Baştan yazıcam mecbur.

Bildiğiniz üzere son 4 gündür internetsiz bir öğrenci evinde çalışma kampındaydım. Bugün evime döneceğim gün olacağı için yatakta güler yüzle güne başladım. Sonra çevreme bir baktım ki kimse kalmamış! Herkes okuluna, notuna, kütüphanesine gitmiş. Bir an gözümün saate takılmasıyla yataktan fırlamam bir oldu. GEÇ KALACAKTIM! Ve bugün halletmem gereken milyon tane işim vardı. Neyse efenim öyle bir hızla çıkıp okula kanat takıp gittim ki erken bile vardım. Daha sonra ezeli ve ebedi bro kategorimin sahibi, lisede tahta sıra ortağım olan şahsiyetle buluşup bir kahvaltı yaptım. Arkadaşlarımın not getirmesini beklerken vaktimi değerlendirdim kendimce. 10 dk diyen arkadaşlarım bir süre sonra 15 dk dediler ve 20 dk sonra geldiler.

Bu noktada sinir katsayım bir tık arttı zaten... Neyse sakinim diyerek kendimi sakinleştirdim.

30 Mart 2016 Çarşamba

Frida'ya neden düşmanım?

Bu yazıma başlamadan önce belirtmek isterim ki zaman zaman kendime bir düşman belirler kafayı ona takarım. Geçtiğimiz yıllarda da kendime hedef olarak Fridoşu seçmiştim.

Bilen bilir annem çok sanatsal bir minnoştur. Müziğe,resime, görsel ve el sanatlarına olan hunharca yeteneğinin genlerini bana zırnık koklatmamış.

Ama olsun. Ben de çok iyi bir dinleyici ve bakıcıyımdır(mhahahah). Ne demek istediğimi şöyle açıklayayım.
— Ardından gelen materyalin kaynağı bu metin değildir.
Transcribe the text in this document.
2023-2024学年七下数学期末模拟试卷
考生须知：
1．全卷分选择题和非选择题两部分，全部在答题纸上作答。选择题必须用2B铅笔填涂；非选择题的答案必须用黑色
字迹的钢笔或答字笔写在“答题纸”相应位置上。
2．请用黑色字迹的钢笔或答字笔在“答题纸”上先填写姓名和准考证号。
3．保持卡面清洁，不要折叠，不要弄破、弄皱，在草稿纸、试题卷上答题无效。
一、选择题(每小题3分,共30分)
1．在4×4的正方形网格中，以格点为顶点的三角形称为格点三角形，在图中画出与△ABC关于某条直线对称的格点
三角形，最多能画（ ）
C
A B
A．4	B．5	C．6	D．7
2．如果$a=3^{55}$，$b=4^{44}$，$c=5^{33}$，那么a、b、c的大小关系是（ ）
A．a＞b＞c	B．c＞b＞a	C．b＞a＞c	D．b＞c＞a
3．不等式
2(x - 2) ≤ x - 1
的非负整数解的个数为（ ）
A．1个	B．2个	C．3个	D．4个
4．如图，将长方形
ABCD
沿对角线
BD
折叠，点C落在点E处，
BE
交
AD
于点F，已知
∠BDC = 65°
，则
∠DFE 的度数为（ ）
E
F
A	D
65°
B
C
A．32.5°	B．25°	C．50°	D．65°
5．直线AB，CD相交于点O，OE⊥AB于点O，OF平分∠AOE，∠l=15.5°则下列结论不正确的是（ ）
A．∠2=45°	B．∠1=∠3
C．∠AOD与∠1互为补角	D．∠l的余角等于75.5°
Güzel şeyleri dinlemeyi ve sanat eserlerini takdir etmeyi çok severim. Bu konuda profesyonelim. N ile olan bir vapur maceramızda değişik bir amcanın dadanıp inatla benim müziğe yeteneğim olduğunu iddaa etmesi sonucu ona evet profesyonel dinleyiciyim diye haykırıp onda kısa süreli bilinç kaybına sebebiyet vermişliğim oldu, olmadı değil.

Konumuza dönersek sanatsal minnoşko annem ressamların hayatlarını anlatan filmlere kafayı takıp hazırladığı listeyle bana dadanmıştı. Görevim ona bu filmleri indirmek daha sonrasındaysa onunla bunları izleyip haklarında fikir münakaşası yaşamaktı. İkimizinde zevk aldığı birkaç film sonrasında o acı gün gelip çattı.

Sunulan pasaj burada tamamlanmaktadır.